Mais, plus encore, une œuvre d’art religieux ouvre le contemplateur à la dévotion. Et le dépliant promouvant, au printemps 1950, le projet d’édification de la statue est à cet égard des plus instructifs, présentant comme une “œuvre nationale” ce “projet destiné à magnifier la Vierge immaculée”. Cette opération, bénie par Mgr Lamy, est évidemment replacée dans la nécessité de l’instant, mais aussi dans la tradition du culte à la Vierge Marie : “Symbole même de la Force et de la Lumière matérielle et spirituelle, n’est-elle pas la Patronne désignée de la production hydro-électrique française ainsi que de son utilisation industrielle et privée ? […] Le livre d’or de la souscription est d’ores et déjà ouvert. Le comité lance un appel ardent à tous les producteurs et bénéficiaires de cette puissance naturelle qu’est l’électricité, élément indispensable à toutes les branches de l’activité moderne : ingénieurs et employés des stations hydro-électriques de France ainsi que des centrales de transport et de distribution ; mineurs et cheminots ; radiologues et chirurgiens, conservateurs de musées ; sociétés métallurgiques et industrielles, cinématographiques et théâtrales ; établissements scolaires et hospitaliers ; paysans et citadins ; en résumé, à tous les Français et à tous les chrétiens, pour qu’ils participent à cette œuvre religieuse et artistique si suggestive du moment, en adressant leur modeste obole ou leur don généreux à M. l’abbé B. Lacroix, curé de Domecy-sur-Cure (Yonne).”
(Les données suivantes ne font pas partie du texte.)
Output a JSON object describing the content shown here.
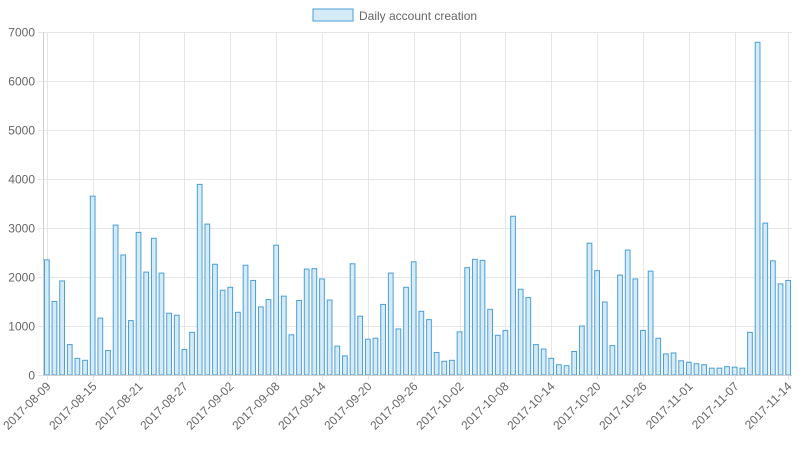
{
  "chart_data": {
    "type": "bar",
    "legend": {
      "label": "Daily account creation",
      "position": "top"
    },
    "colors": {
      "bar_fill": "#d6ebf8",
      "bar_stroke": "#4a9fd8"
    },
    "x_start": "2017-08-09",
    "x_end": "2017-11-14",
    "x_tick_labels": [
      "2017-08-09",
      "2017-08-15",
      "2017-08-21",
      "2017-08-27",
      "2017-09-02",
      "2017-09-08",
      "2017-09-14",
      "2017-09-20",
      "2017-09-26",
      "2017-10-02",
      "2017-10-08",
      "2017-10-14",
      "2017-10-20",
      "2017-10-26",
      "2017-11-01",
      "2017-11-07",
      "2017-11-14"
    ],
    "ylim": [
      0,
      7000
    ],
    "y_ticks": [
      0,
      1000,
      2000,
      3000,
      4000,
      5000,
      6000,
      7000
    ],
    "grid": true,
    "values": [
      2350,
      1500,
      1920,
      620,
      340,
      300,
      3650,
      1160,
      500,
      3060,
      2450,
      1110,
      2910,
      2100,
      2790,
      2080,
      1260,
      1220,
      520,
      870,
      3890,
      3080,
      2260,
      1730,
      1790,
      1280,
      2240,
      1930,
      1390,
      1540,
      2650,
      1610,
      820,
      1520,
      2160,
      2170,
      1960,
      1530,
      590,
      390,
      2270,
      1200,
      730,
      750,
      1440,
      2080,
      940,
      1790,
      2310,
      1300,
      1130,
      460,
      280,
      300,
      880,
      2190,
      2360,
      2340,
      1340,
      810,
      910,
      3240,
      1750,
      1580,
      620,
      530,
      340,
      210,
      190,
      480,
      1000,
      2690,
      2130,
      1490,
      600,
      2040,
      2550,
      1960,
      910,
      2120,
      750,
      430,
      450,
      290,
      260,
      230,
      210,
      140,
      140,
      170,
      160,
      140,
      870,
      6790,
      3100,
      2330,
      1860,
      1930
    ],
    "xlabel": "",
    "ylabel": ""
  }
}
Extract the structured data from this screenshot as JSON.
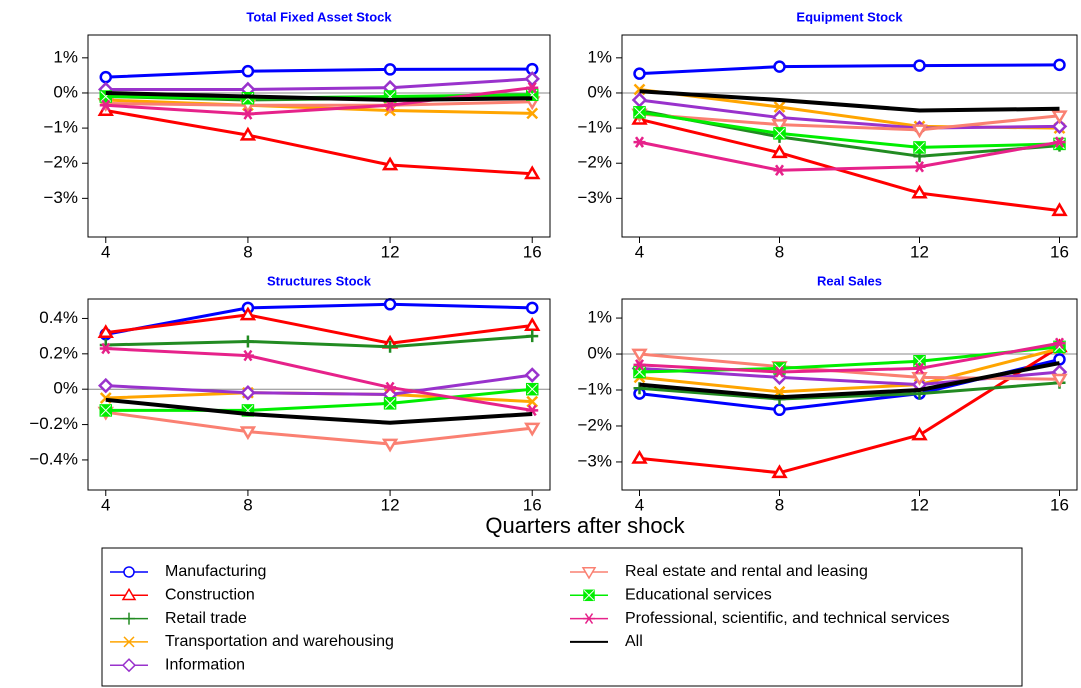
{
  "chart_data": [
    {
      "type": "line",
      "title": "Total Fixed Asset Stock",
      "x": [
        4,
        8,
        12,
        16
      ],
      "xlim": [
        3.5,
        16.5
      ],
      "xticks": [
        4,
        8,
        12,
        16
      ],
      "ylim": [
        -4.1,
        1.65
      ],
      "yticks": [
        {
          "value": 1,
          "label": "1%"
        },
        {
          "value": 0,
          "label": "0%"
        },
        {
          "value": -1,
          "label": "−1%"
        },
        {
          "value": -2,
          "label": "−2%"
        },
        {
          "value": -3,
          "label": "−3%"
        }
      ],
      "series": [
        {
          "values": [
            0.45,
            0.62,
            0.67,
            0.68
          ]
        },
        {
          "values": [
            -0.5,
            -1.2,
            -2.05,
            -2.3
          ]
        },
        {
          "values": [
            -0.1,
            -0.2,
            -0.15,
            -0.1
          ]
        },
        {
          "values": [
            -0.2,
            -0.35,
            -0.5,
            -0.58
          ]
        },
        {
          "values": [
            0.1,
            0.1,
            0.15,
            0.4
          ]
        },
        {
          "values": [
            -0.3,
            -0.35,
            -0.35,
            -0.25
          ]
        },
        {
          "values": [
            -0.1,
            -0.15,
            -0.1,
            -0.05
          ]
        },
        {
          "values": [
            -0.35,
            -0.6,
            -0.35,
            0.15
          ]
        },
        {
          "values": [
            0,
            -0.1,
            -0.2,
            -0.15
          ]
        }
      ]
    },
    {
      "type": "line",
      "title": "Equipment Stock",
      "x": [
        4,
        8,
        12,
        16
      ],
      "xlim": [
        3.5,
        16.5
      ],
      "xticks": [
        4,
        8,
        12,
        16
      ],
      "ylim": [
        -4.1,
        1.65
      ],
      "yticks": [
        {
          "value": 1,
          "label": "1%"
        },
        {
          "value": 0,
          "label": "0%"
        },
        {
          "value": -1,
          "label": "−1%"
        },
        {
          "value": -2,
          "label": "−2%"
        },
        {
          "value": -3,
          "label": "−3%"
        }
      ],
      "series": [
        {
          "values": [
            0.55,
            0.75,
            0.78,
            0.8
          ]
        },
        {
          "values": [
            -0.75,
            -1.7,
            -2.85,
            -3.35
          ]
        },
        {
          "values": [
            -0.5,
            -1.25,
            -1.8,
            -1.5
          ]
        },
        {
          "values": [
            0.1,
            -0.4,
            -0.95,
            -1.0
          ]
        },
        {
          "values": [
            -0.2,
            -0.7,
            -1.0,
            -0.95
          ]
        },
        {
          "values": [
            -0.6,
            -0.9,
            -1.05,
            -0.65
          ]
        },
        {
          "values": [
            -0.55,
            -1.15,
            -1.55,
            -1.45
          ]
        },
        {
          "values": [
            -1.4,
            -2.2,
            -2.1,
            -1.4
          ]
        },
        {
          "values": [
            0.05,
            -0.2,
            -0.5,
            -0.45
          ]
        }
      ]
    },
    {
      "type": "line",
      "title": "Structures Stock",
      "x": [
        4,
        8,
        12,
        16
      ],
      "xlim": [
        3.5,
        16.5
      ],
      "xticks": [
        4,
        8,
        12,
        16
      ],
      "ylim": [
        -0.57,
        0.51
      ],
      "yticks": [
        {
          "value": 0.4,
          "label": "0.4%"
        },
        {
          "value": 0.2,
          "label": "0.2%"
        },
        {
          "value": 0,
          "label": "0%"
        },
        {
          "value": -0.2,
          "label": "−0.2%"
        },
        {
          "value": -0.4,
          "label": "−0.4%"
        }
      ],
      "series": [
        {
          "values": [
            0.31,
            0.46,
            0.48,
            0.46
          ]
        },
        {
          "values": [
            0.32,
            0.42,
            0.26,
            0.36
          ]
        },
        {
          "values": [
            0.25,
            0.27,
            0.24,
            0.3
          ]
        },
        {
          "values": [
            -0.05,
            -0.02,
            -0.03,
            -0.07
          ]
        },
        {
          "values": [
            0.02,
            -0.02,
            -0.03,
            0.08
          ]
        },
        {
          "values": [
            -0.13,
            -0.24,
            -0.31,
            -0.22
          ]
        },
        {
          "values": [
            -0.12,
            -0.12,
            -0.08,
            0.0
          ]
        },
        {
          "values": [
            0.23,
            0.19,
            0.01,
            -0.12
          ]
        },
        {
          "values": [
            -0.06,
            -0.14,
            -0.19,
            -0.14
          ]
        }
      ]
    },
    {
      "type": "line",
      "title": "Real Sales",
      "x": [
        4,
        8,
        12,
        16
      ],
      "xlim": [
        3.5,
        16.5
      ],
      "xticks": [
        4,
        8,
        12,
        16
      ],
      "ylim": [
        -3.78,
        1.53
      ],
      "yticks": [
        {
          "value": 1,
          "label": "1%"
        },
        {
          "value": 0,
          "label": "0%"
        },
        {
          "value": -1,
          "label": "−1%"
        },
        {
          "value": -2,
          "label": "−2%"
        },
        {
          "value": -3,
          "label": "−3%"
        }
      ],
      "series": [
        {
          "values": [
            -1.1,
            -1.55,
            -1.1,
            -0.15
          ]
        },
        {
          "values": [
            -2.9,
            -3.3,
            -2.25,
            0.2
          ]
        },
        {
          "values": [
            -0.95,
            -1.25,
            -1.1,
            -0.8
          ]
        },
        {
          "values": [
            -0.65,
            -1.05,
            -0.85,
            0.15
          ]
        },
        {
          "values": [
            -0.4,
            -0.65,
            -0.85,
            -0.5
          ]
        },
        {
          "values": [
            0.0,
            -0.35,
            -0.65,
            -0.7
          ]
        },
        {
          "values": [
            -0.5,
            -0.4,
            -0.2,
            0.2
          ]
        },
        {
          "values": [
            -0.3,
            -0.5,
            -0.4,
            0.3
          ]
        },
        {
          "values": [
            -0.85,
            -1.2,
            -1.0,
            -0.25
          ]
        }
      ]
    }
  ],
  "xlabel": "Quarters after shock",
  "legend": [
    {
      "name": "Manufacturing",
      "color": "#0000ff",
      "marker": "circle"
    },
    {
      "name": "Construction",
      "color": "#ff0000",
      "marker": "triangle"
    },
    {
      "name": "Retail trade",
      "color": "#228b22",
      "marker": "plus"
    },
    {
      "name": "Transportation and warehousing",
      "color": "#ffa500",
      "marker": "x"
    },
    {
      "name": "Information",
      "color": "#9932cc",
      "marker": "diamond"
    },
    {
      "name": "Real estate and rental and leasing",
      "color": "#fa8072",
      "marker": "triangle-down"
    },
    {
      "name": "Educational services",
      "color": "#00ee00",
      "marker": "square-x"
    },
    {
      "name": "Professional, scientific, and technical services",
      "color": "#e6228a",
      "marker": "asterisk"
    },
    {
      "name": "All",
      "color": "#000000",
      "marker": "none"
    }
  ]
}
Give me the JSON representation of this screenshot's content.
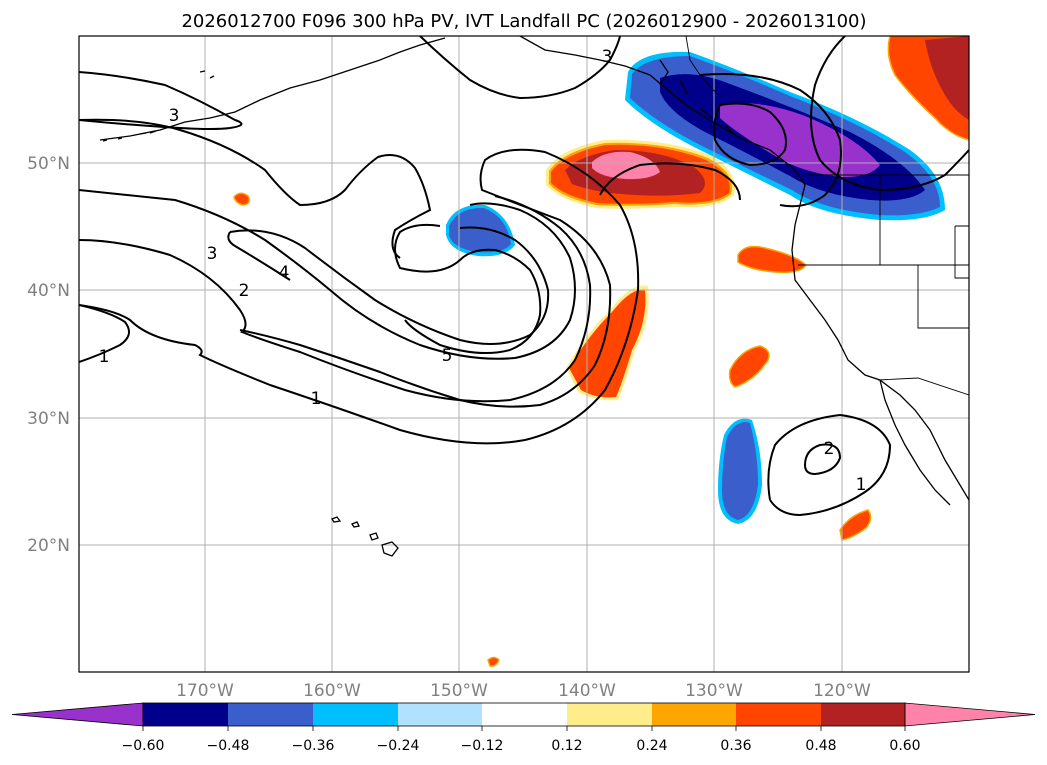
{
  "title": "2026012700 F096 300 hPa PV, IVT Landfall PC (2026012900 - 2026013100)",
  "map": {
    "lon_labels": [
      "170°W",
      "160°W",
      "150°W",
      "140°W",
      "130°W",
      "120°W"
    ],
    "lat_labels": [
      "50°N",
      "40°N",
      "30°N",
      "20°N"
    ],
    "pv_contour_labels": [
      "1",
      "2",
      "3",
      "4",
      "5",
      "3",
      "3",
      "2",
      "1",
      "1"
    ]
  },
  "colorbar": {
    "ticks": [
      "−0.60",
      "−0.48",
      "−0.36",
      "−0.24",
      "−0.12",
      "0.12",
      "0.24",
      "0.36",
      "0.48",
      "0.60"
    ],
    "colors": {
      "lt_m060": "#9932cc",
      "m060_m048": "#00008b",
      "m048_m036": "#3a5fcd",
      "m036_m024": "#00bfff",
      "m024_m012": "#b0e2ff",
      "m012_012": "#ffffff",
      "p012_p024": "#ffec8b",
      "p024_p036": "#ffa500",
      "p036_p048": "#ff4500",
      "p048_p060": "#b22222",
      "gt_p060": "#ff82ab"
    }
  }
}
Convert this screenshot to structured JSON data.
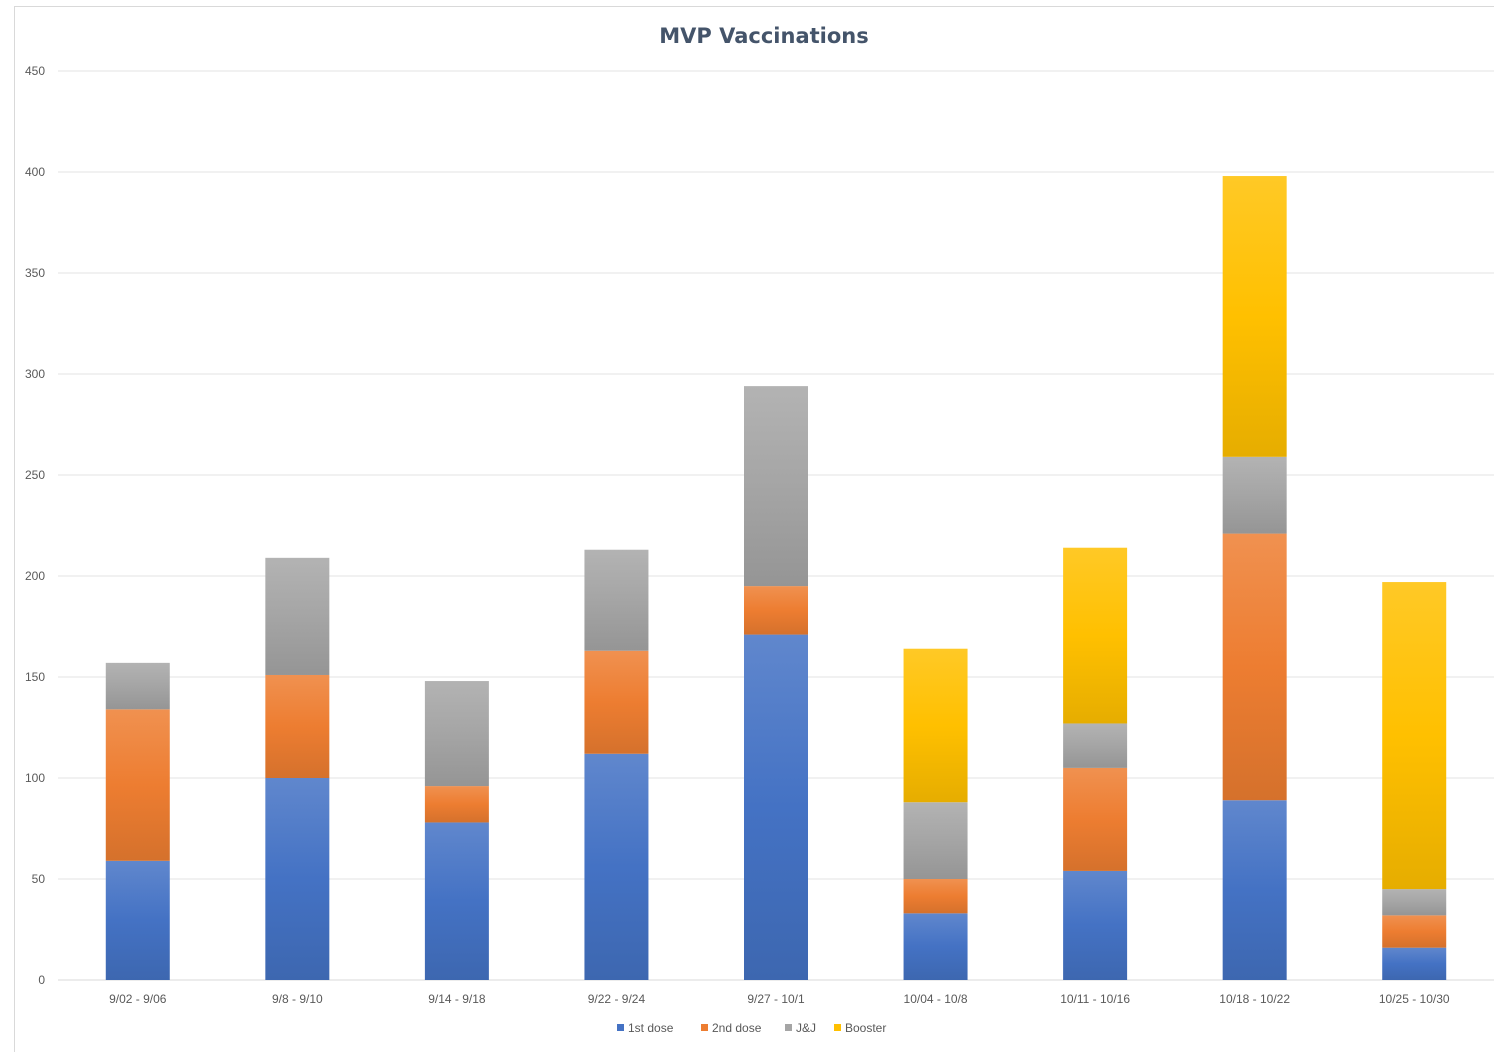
{
  "chart_data": {
    "type": "bar",
    "stacked": true,
    "title": "MVP Vaccinations",
    "xlabel": "",
    "ylabel": "",
    "ylim": [
      0,
      450
    ],
    "yticks": [
      0,
      50,
      100,
      150,
      200,
      250,
      300,
      350,
      400,
      450
    ],
    "grid": true,
    "legend_position": "bottom",
    "categories": [
      "9/02 - 9/06",
      "9/8 - 9/10",
      "9/14 - 9/18",
      "9/22 - 9/24",
      "9/27 - 10/1",
      "10/04 - 10/8",
      "10/11 - 10/16",
      "10/18 - 10/22",
      "10/25 - 10/30"
    ],
    "series": [
      {
        "name": "1st dose",
        "color": "#4472c4",
        "values": [
          59,
          100,
          78,
          112,
          171,
          33,
          54,
          89,
          16
        ]
      },
      {
        "name": "2nd dose",
        "color": "#ed7d31",
        "values": [
          75,
          51,
          18,
          51,
          24,
          17,
          51,
          132,
          16
        ]
      },
      {
        "name": "J&J",
        "color": "#a5a5a5",
        "values": [
          23,
          58,
          52,
          50,
          99,
          38,
          22,
          38,
          13
        ]
      },
      {
        "name": "Booster",
        "color": "#ffc000",
        "values": [
          0,
          0,
          0,
          0,
          0,
          76,
          87,
          139,
          152
        ]
      }
    ]
  }
}
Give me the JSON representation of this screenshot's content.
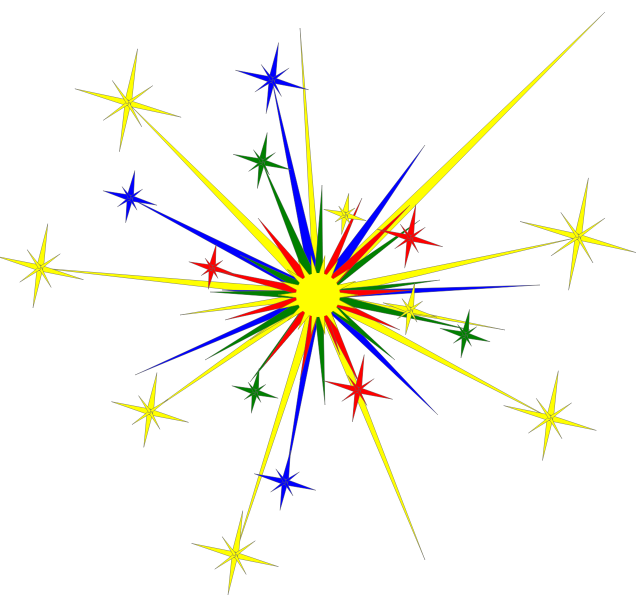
{
  "image": {
    "subject": "",
    "background": "#ffffff"
  },
  "colors": {
    "yellow": "#ffff00",
    "blue": "#0000ff",
    "green": "#008000",
    "red": "#ff0000",
    "outline": "#666666"
  },
  "sparkles": {
    "yellow_count": 8,
    "blue_count": 3,
    "green_count": 3,
    "red_count": 3
  }
}
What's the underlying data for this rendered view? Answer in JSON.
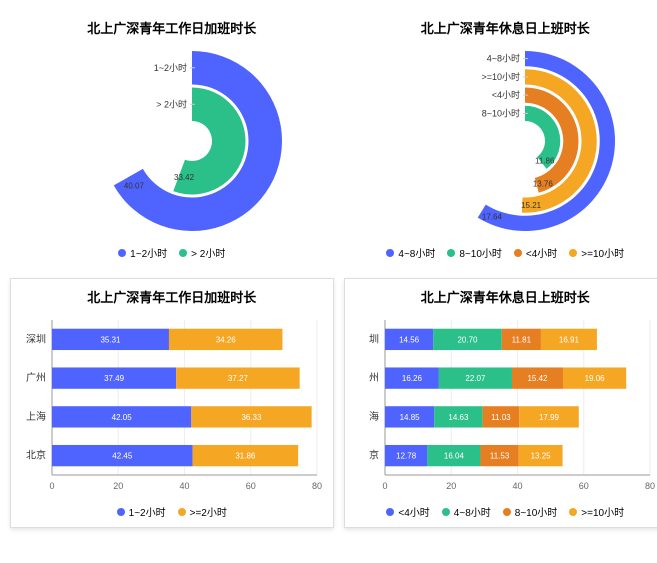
{
  "colors": {
    "blue": "#4f63ff",
    "green": "#2bbf8a",
    "orange": "#f5a623",
    "darkorange": "#e67e22"
  },
  "panel1": {
    "title": "北上广深青年工作日加班时长",
    "type": "radial-bar",
    "categories": [
      "1~2小时",
      "> 2小时"
    ],
    "values": [
      40.07,
      33.42
    ],
    "colors": [
      "#4f63ff",
      "#2bbf8a"
    ],
    "max": 50,
    "legend": [
      {
        "label": "1~2小时",
        "color": "#4f63ff"
      },
      {
        "label": "> 2小时",
        "color": "#2bbf8a"
      }
    ]
  },
  "panel2": {
    "title": "北上广深青年休息日上班时长",
    "type": "radial-bar",
    "categories": [
      "4~8小时",
      ">=10小时",
      "<4小时",
      "8~10小时"
    ],
    "values": [
      17.64,
      15.21,
      13.76,
      11.86
    ],
    "colors": [
      "#4f63ff",
      "#f5a623",
      "#e67e22",
      "#2bbf8a"
    ],
    "max": 25,
    "legend": [
      {
        "label": "4~8小时",
        "color": "#4f63ff"
      },
      {
        "label": "8~10小时",
        "color": "#2bbf8a"
      },
      {
        "label": "<4小时",
        "color": "#e67e22"
      },
      {
        "label": ">=10小时",
        "color": "#f5a623"
      }
    ]
  },
  "panel3": {
    "title": "北上广深青年工作日加班时长",
    "type": "stacked-bar",
    "categories": [
      "深圳",
      "广州",
      "上海",
      "北京"
    ],
    "series": [
      {
        "name": "1~2小时",
        "color": "#4f63ff",
        "values": [
          35.31,
          37.49,
          42.05,
          42.45
        ]
      },
      {
        "name": ">=2小时",
        "color": "#f5a623",
        "values": [
          34.26,
          37.27,
          36.33,
          31.86
        ]
      }
    ],
    "xmax": 80,
    "xtick": 20,
    "legend": [
      {
        "label": "1~2小时",
        "color": "#4f63ff"
      },
      {
        "label": ">=2小时",
        "color": "#f5a623"
      }
    ]
  },
  "panel4": {
    "title": "北上广深青年休息日上班时长",
    "type": "stacked-bar",
    "categories": [
      "圳",
      "州",
      "海",
      "京"
    ],
    "series": [
      {
        "name": "<4小时",
        "color": "#4f63ff",
        "values": [
          14.56,
          16.26,
          14.85,
          12.78
        ]
      },
      {
        "name": "4~8小时",
        "color": "#2bbf8a",
        "values": [
          20.7,
          22.07,
          14.63,
          16.04
        ]
      },
      {
        "name": "8~10小时",
        "color": "#e67e22",
        "values": [
          11.81,
          15.42,
          11.03,
          11.53
        ]
      },
      {
        "name": ">=10小时",
        "color": "#f5a623",
        "values": [
          16.91,
          19.06,
          17.99,
          13.25
        ]
      }
    ],
    "xmax": 80,
    "xtick": 20,
    "legend": [
      {
        "label": "<4小时",
        "color": "#4f63ff"
      },
      {
        "label": "4~8小时",
        "color": "#2bbf8a"
      },
      {
        "label": "8~10小时",
        "color": "#e67e22"
      },
      {
        "label": ">=10小时",
        "color": "#f5a623"
      }
    ]
  }
}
Le 16 septembre 1951, Mgr Lamy procède à la bénédiction de la statue au cœur d’une grande journée de pèlerinage. Le 19 juillet 1953, un autre pèlerinage à Notre-Dame de la Lumière est organisé par la Fédération nationale des Cinémas français et la Fédération nationale du Spectacle et du Film. Le 11 août 1957, le traditionnel pèlerinage propose même d’assister “pour la première fois dans l’Avallonnais et dans le Morvan” à la projection du film de renommée mondiale “Lourdes et ses miracles” que Georges Rouquier a réalisé en 1955, avec pour assistant Jacques Demy. Mais chacune de ces fêtes s’achève évidemment par l’embrasement et l’illumination de la statue. Notre-Dame de la Force et de la Lumière veille donc sur le Morvan en parvenant à conjuguer les aspirations spirituelles avec le progrès technique, comme un modèle parfait autant que surprenant des capacités d’acculturation chrétienne.

Nicolas Tafoiry, archiviste diocésain

Article paru dans la revue diocésaine Église dans l'Yonne - ÉDY, de décembre 2021.